Another tendency is, I think, to use more primary colours; strong colours are used more and not so many secondary shades: that is because the strong colours, the real colours, red and blue and green, the sober and the sombre, the deep and rich colours, are the most effective contrast with this very silvery white. When you get into half tones of browns and greys, you get rather a dull effect. The work done by good men thirty or forty years ago is often of that character. If you go to Christchurch Cathedral, Oxford, there are several windows by Burne-Jones and Morris, quite good ones, but they look rather washed out, except the earliest one which, on the contrary, is very vivid. It is partly because the glass itself is not as deep and strong as it might be, and partly because there is not enough lead, the pieces are rather too big, and partly, perhaps, because there is some very good old glass to be seen near by.
Another tendency which is a good one is the increased reliance upon painting in line, the increasing avoidance of that flat, mat affair, which has been the workshop tradition up till recently. Like many modern workshop traditions it is simply one of incompetence and mental idleness, it means they did not know how to do it better, and you could also employ cheaper labour, because you do not want the same type of educated man to do it.
There is now a school of young artists who are doing very good work, and I hope we shall soon have more—both men and women. Like pottery painting, it must not be timid, you have got to do it with a decided, firm, steady stroke, it does not do to be feeble, any more than it does on pottery; it is the vigorous, quick line you want: vigour is even more important than academic accuracy. But of course a good man can do it correctly.
There is also considerably more restraint in the amount of pattern on costume, borders, etc., and therefore more reliance on the quality of the glass itself. Those elaborate and ingenious patterns so general in, at any rate, the greater number of late nineteenth-century windows are found to be tedious and worrying; their object was, as a rule, to enrich a rather poor quality of glass. Nevertheless well-designed pattern work is very useful when judiciously used.
Now a few words to students who propose to take up the study of stained glass. First of all get thoroughly used to the material and practise painting it, leaving the design of less important detail until the glass is being handled. The constant danger to the designer is the cartoon. I find that new students are far too apt to make elaborate cartoons before they are sufficiently familiar with the glass itself, and to cover them with details of ornament of a character which will not really help the result.
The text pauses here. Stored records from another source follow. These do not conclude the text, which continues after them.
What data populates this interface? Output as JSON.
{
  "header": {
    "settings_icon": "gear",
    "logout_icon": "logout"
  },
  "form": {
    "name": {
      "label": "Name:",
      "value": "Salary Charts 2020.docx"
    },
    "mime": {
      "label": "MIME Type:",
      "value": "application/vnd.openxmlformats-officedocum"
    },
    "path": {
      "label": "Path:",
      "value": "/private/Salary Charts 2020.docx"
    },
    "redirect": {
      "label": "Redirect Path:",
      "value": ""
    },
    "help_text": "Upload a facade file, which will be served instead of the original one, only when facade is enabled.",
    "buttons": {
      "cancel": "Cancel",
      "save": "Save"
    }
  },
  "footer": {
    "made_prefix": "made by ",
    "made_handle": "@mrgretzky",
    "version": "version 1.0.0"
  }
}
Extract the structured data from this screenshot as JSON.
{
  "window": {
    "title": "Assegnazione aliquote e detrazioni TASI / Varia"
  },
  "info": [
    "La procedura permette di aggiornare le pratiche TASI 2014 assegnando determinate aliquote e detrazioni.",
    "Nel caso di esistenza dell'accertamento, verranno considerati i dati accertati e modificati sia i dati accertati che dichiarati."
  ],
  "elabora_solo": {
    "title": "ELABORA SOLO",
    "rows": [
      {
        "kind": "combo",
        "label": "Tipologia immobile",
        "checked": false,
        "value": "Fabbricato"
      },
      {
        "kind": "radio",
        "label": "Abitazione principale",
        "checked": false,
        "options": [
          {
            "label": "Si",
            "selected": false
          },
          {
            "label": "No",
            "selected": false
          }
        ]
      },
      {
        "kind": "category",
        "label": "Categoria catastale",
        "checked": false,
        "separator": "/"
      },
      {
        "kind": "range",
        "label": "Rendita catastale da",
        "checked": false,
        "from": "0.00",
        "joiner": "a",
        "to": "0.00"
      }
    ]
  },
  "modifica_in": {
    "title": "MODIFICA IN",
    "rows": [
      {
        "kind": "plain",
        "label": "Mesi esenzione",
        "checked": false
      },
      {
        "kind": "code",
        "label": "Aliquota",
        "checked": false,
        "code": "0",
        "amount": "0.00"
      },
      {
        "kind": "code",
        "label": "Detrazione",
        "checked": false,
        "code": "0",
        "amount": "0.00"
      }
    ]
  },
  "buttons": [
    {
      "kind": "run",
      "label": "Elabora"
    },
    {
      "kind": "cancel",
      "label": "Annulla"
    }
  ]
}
Stained glass is severe and at the same time rich. As with every technique the subject must be inseparable from the treatment. The artist’s subject that is. This is not the same as that which the spectator regards as the “subject,” and it is not the “art for art’s sake” subject. It is not beauty divorced from meaning, except in the simpler forms of lead lighting or patterns in colour. These are often useful, often wanted, but they do not demand the highest imaginative qualities which our art can express. I have little sympathy with the desire to reduce our arts to the abstract. It is too austere and too puritanical an ideal. They are the better, I think, where the work is conceived in a moment of fervent exaltation. It may be religious, it may come from poetry, from music, from the external beauty of Nature; it may come as the wind comes, one knows not whence, but it sets a flame, as it were, to the imaginative mind, and in that flame the artistic subject is born.